After a series of tests in the med lab, the Doctor reached a conclusion. "Apparently, it's all an after-effect of looking into the heart of the TARDIS," he explained. "An occupational hazard of seeing all of time and space, if you will."
"Is it a problem, d'you think?"
"Well," he said, drawing out the word while tugging on his ear, "not to be rude or anything, but it's a bit annoying traveling the Universe with someone who's a walking encyclopedia of random bits of knowledge."
Rose crossed her arms. "Oh, really?" she asked, dripping sarcasm. "Can't imagine what that would be like. Do tell!"
The Doctor thought about this and wisely decided not to say anything more.
The fourth time, they were pressed tightly together, hiding in the dark behind a ventilation shaft while Cruslid soldiers roamed the space station searching for them.
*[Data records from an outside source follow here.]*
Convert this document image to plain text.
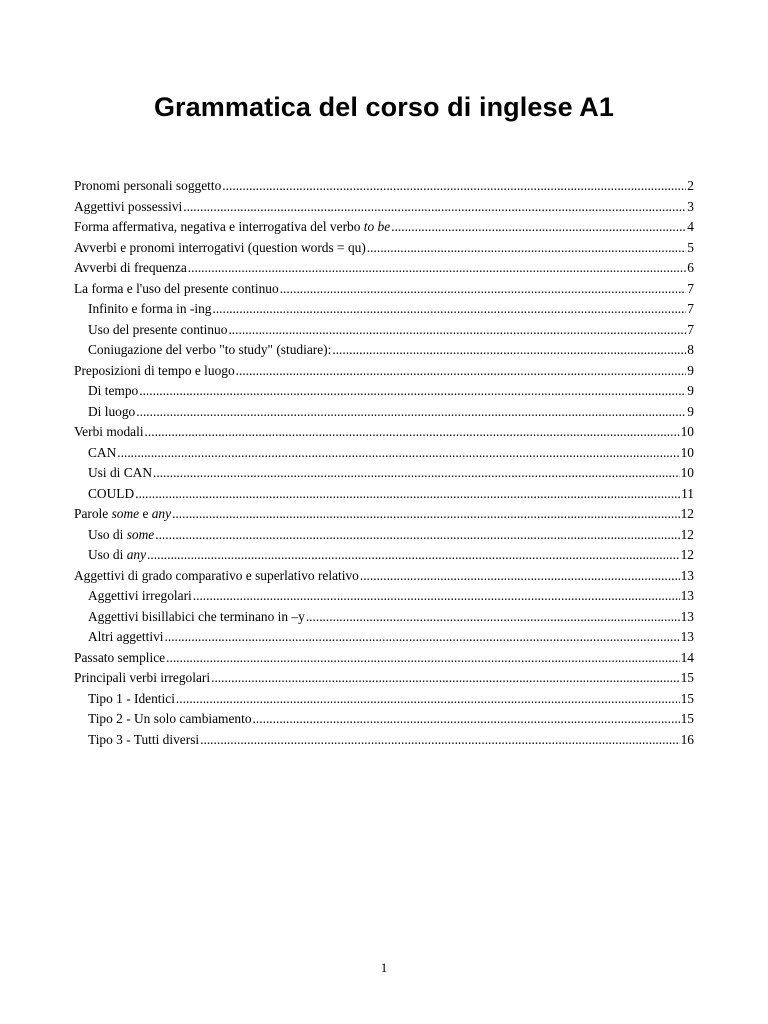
Grammatica del corso di inglese A1
Pronomi personali soggetto .....	2
Aggettivi possessivi .....	3
Forma affermativa, negativa e interrogativa del verbo to be .....	4
Avverbi e pronomi interrogativi (question words = qu) .....	5
Avverbi di frequenza .....	6
La forma e l'uso del presente continuo .....	7
Infinito e forma in -ing .....	7
Uso del presente continuo .....	7
Coniugazione del verbo "to study" (studiare): .....	8
Preposizioni di tempo e luogo .....	9
Di tempo .....	9
Di luogo .....	9
Verbi modali .....	10
CAN .....	10
Usi di CAN .....	10
COULD .....	11
Parole some e any .....	12
Uso di some .....	12
Uso di any .....	12
Aggettivi di grado comparativo e superlativo relativo .....	13
Aggettivi irregolari .....	13
Aggettivi bisillabici che terminano in –y .....	13
Altri aggettivi .....	13
Passato semplice .....	14
Principali verbi irregolari .....	15
Tipo 1 - Identici .....	15
Tipo 2 - Un solo cambiamento .....	15
Tipo 3 - Tutti diversi .....	16
1
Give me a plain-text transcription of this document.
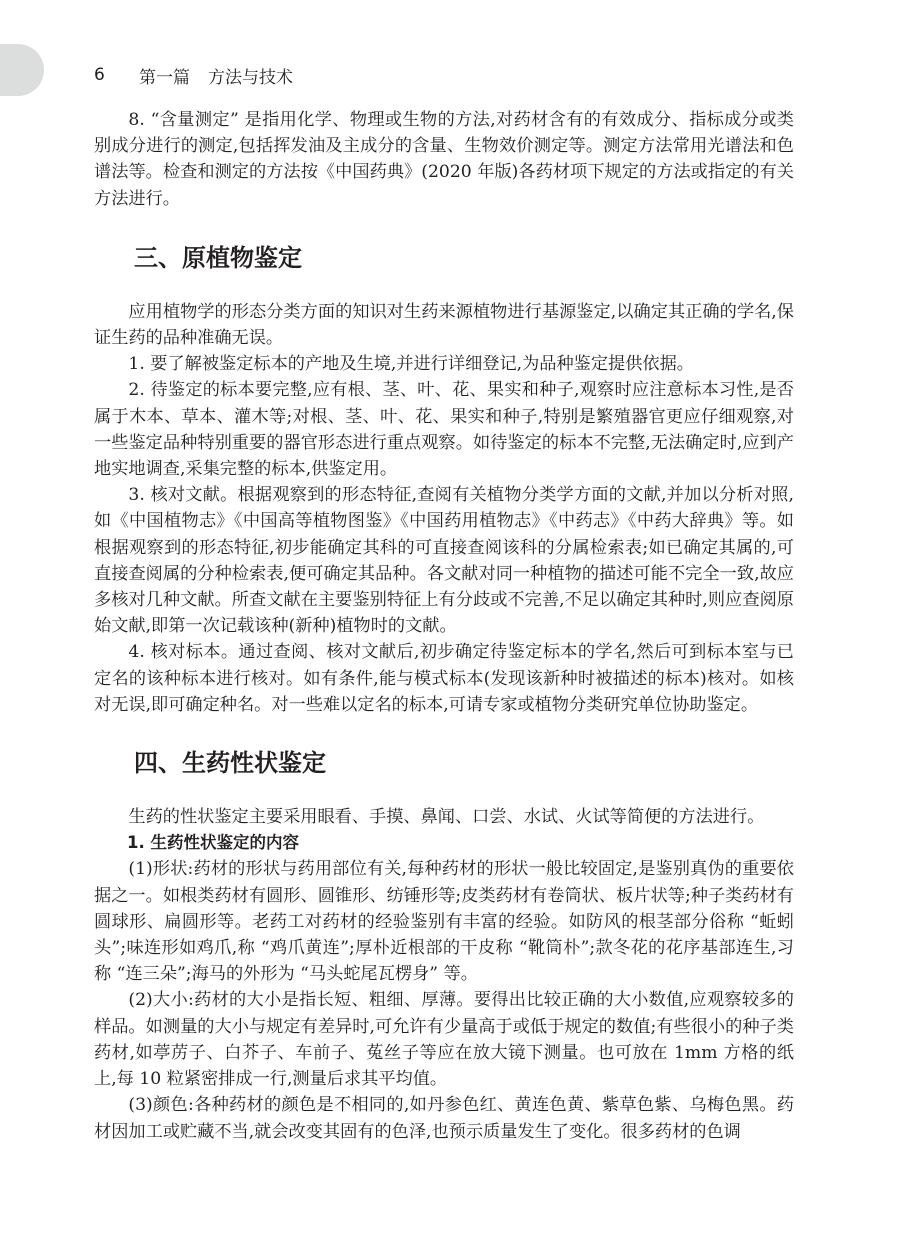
6	第一篇 方法与技术

8. “含量测定” 是指用化学、物理或生物的方法,对药材含有的有效成分、指标成分或类别成分进行的测定,包括挥发油及主成分的含量、生物效价测定等。测定方法常用光谱法和色谱法等。检查和测定的方法按《中国药典》(2020 年版)各药材项下规定的方法或指定的有关方法进行。

三、原植物鉴定

应用植物学的形态分类方面的知识对生药来源植物进行基源鉴定,以确定其正确的学名,保证生药的品种准确无误。

1. 要了解被鉴定标本的产地及生境,并进行详细登记,为品种鉴定提供依据。

2. 待鉴定的标本要完整,应有根、茎、叶、花、果实和种子,观察时应注意标本习性,是否属于木本、草本、灌木等;对根、茎、叶、花、果实和种子,特别是繁殖器官更应仔细观察,对一些鉴定品种特别重要的器官形态进行重点观察。如待鉴定的标本不完整,无法确定时,应到产地实地调查,采集完整的标本,供鉴定用。

3. 核对文献。根据观察到的形态特征,查阅有关植物分类学方面的文献,并加以分析对照,如《中国植物志》《中国高等植物图鉴》《中国药用植物志》《中药志》《中药大辞典》等。如根据观察到的形态特征,初步能确定其科的可直接查阅该科的分属检索表;如已确定其属的,可直接查阅属的分种检索表,便可确定其品种。各文献对同一种植物的描述可能不完全一致,故应多核对几种文献。所查文献在主要鉴别特征上有分歧或不完善,不足以确定其种时,则应查阅原始文献,即第一次记载该种(新种)植物时的文献。

4. 核对标本。通过查阅、核对文献后,初步确定待鉴定标本的学名,然后可到标本室与已定名的该种标本进行核对。如有条件,能与模式标本(发现该新种时被描述的标本)核对。如核对无误,即可确定种名。对一些难以定名的标本,可请专家或植物分类研究单位协助鉴定。

四、生药性状鉴定

生药的性状鉴定主要采用眼看、手摸、鼻闻、口尝、水试、火试等简便的方法进行。

1. 生药性状鉴定的内容

(1)形状:药材的形状与药用部位有关,每种药材的形状一般比较固定,是鉴别真伪的重要依据之一。如根类药材有圆形、圆锥形、纺锤形等;皮类药材有卷筒状、板片状等;种子类药材有圆球形、扁圆形等。老药工对药材的经验鉴别有丰富的经验。如防风的根茎部分俗称 “蚯蚓头”;味连形如鸡爪,称 “鸡爪黄连”;厚朴近根部的干皮称 “靴筒朴”;款冬花的花序基部连生,习称 “连三朵”;海马的外形为 “马头蛇尾瓦楞身” 等。

(2)大小:药材的大小是指长短、粗细、厚薄。要得出比较正确的大小数值,应观察较多的样品。如测量的大小与规定有差异时,可允许有少量高于或低于规定的数值;有些很小的种子类药材,如葶苈子、白芥子、车前子、菟丝子等应在放大镜下测量。也可放在 1mm 方格的纸上,每 10 粒紧密排成一行,测量后求其平均值。

(3)颜色:各种药材的颜色是不相同的,如丹参色红、黄连色黄、紫草色紫、乌梅色黑。药材因加工或贮藏不当,就会改变其固有的色泽,也预示质量发生了变化。很多药材的色调
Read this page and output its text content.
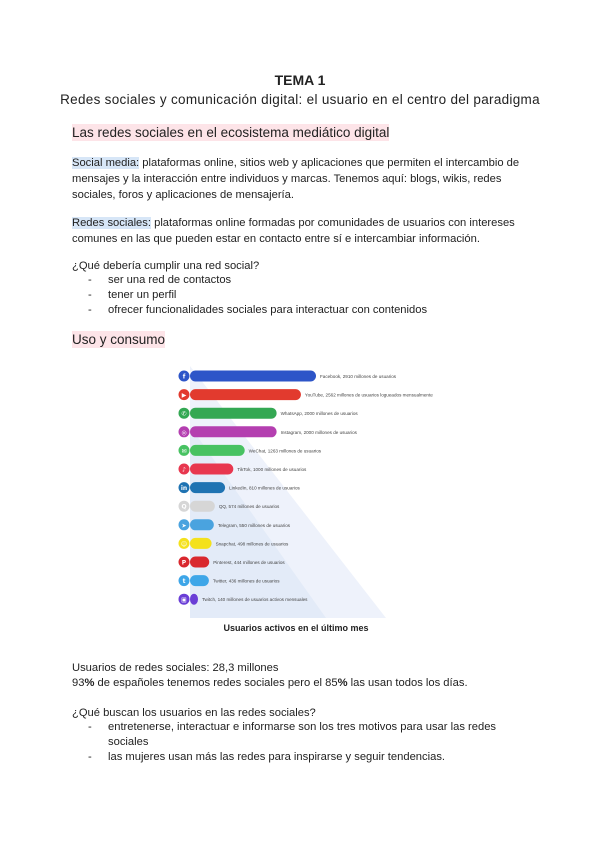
TEMA 1
Redes sociales y comunicación digital: el usuario en el centro del paradigma
Las redes sociales en el ecosistema mediático digital
Social media: plataformas online, sitios web y aplicaciones que permiten el intercambio de mensajes y la interacción entre individuos y marcas. Tenemos aquí: blogs, wikis, redes sociales, foros y aplicaciones de mensajería.
Redes sociales: plataformas online formadas por comunidades de usuarios con intereses comunes en las que pueden estar en contacto entre sí e intercambiar información.
¿Qué debería cumplir una red social?
- ser una red de contactos
- tener un perfil
- ofrecer funcionalidades sociales para interactuar con contenidos
Uso y consumo
f	Facebook, 2910 millones de usuarios
▶	YouTube, 2562 millones de usuarios logueados mensualmente
✆	WhatsApp, 2000 millones de usuarios
◎	Instagram, 2000 millones de usuarios
✉	WeChat, 1263 millones de usuarios
♪	TikTok, 1000 millones de usuarios
in	LinkedIn, 810 millones de usuarios
Q	QQ, 574 millones de usuarios
➤	Telegram, 550 millones de usuarios
☺	Snapchat, 498 millones de usuarios
P	Pinterest, 444 millones de usuarios
t	Twitter, 436 millones de usuarios
▣	Twitch, 140 millones de usuarios activos mensuales
Usuarios activos en el último mes
Usuarios de redes sociales: 28,3 millones
93% de españoles tenemos redes sociales pero el 85% las usan todos los días.
¿Qué buscan los usuarios en las redes sociales?
- entretenerse, interactuar e informarse son los tres motivos para usar las redes sociales
- las mujeres usan más las redes para inspirarse y seguir tendencias.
The Doctor was just mentally categorizing the advantages of being trapped in this particular (and rather snug) location with his shapely companion when she turned her head to look at him.
Their eyes met.
"Did you know," she whispered, "that the forty-eighth High Priest of S'xiltred Mexcroy prefers a red silk g-string?"
She turned her head back around to keep a look out for the soldiers.
Behind her, the Doctor began to shake with suppressed laughter.
"Did I just tell you about some alien bloke's underpants?" she asked.
After that, silence wasn't really an option. And in the end, there was really nothing left for them to do but run.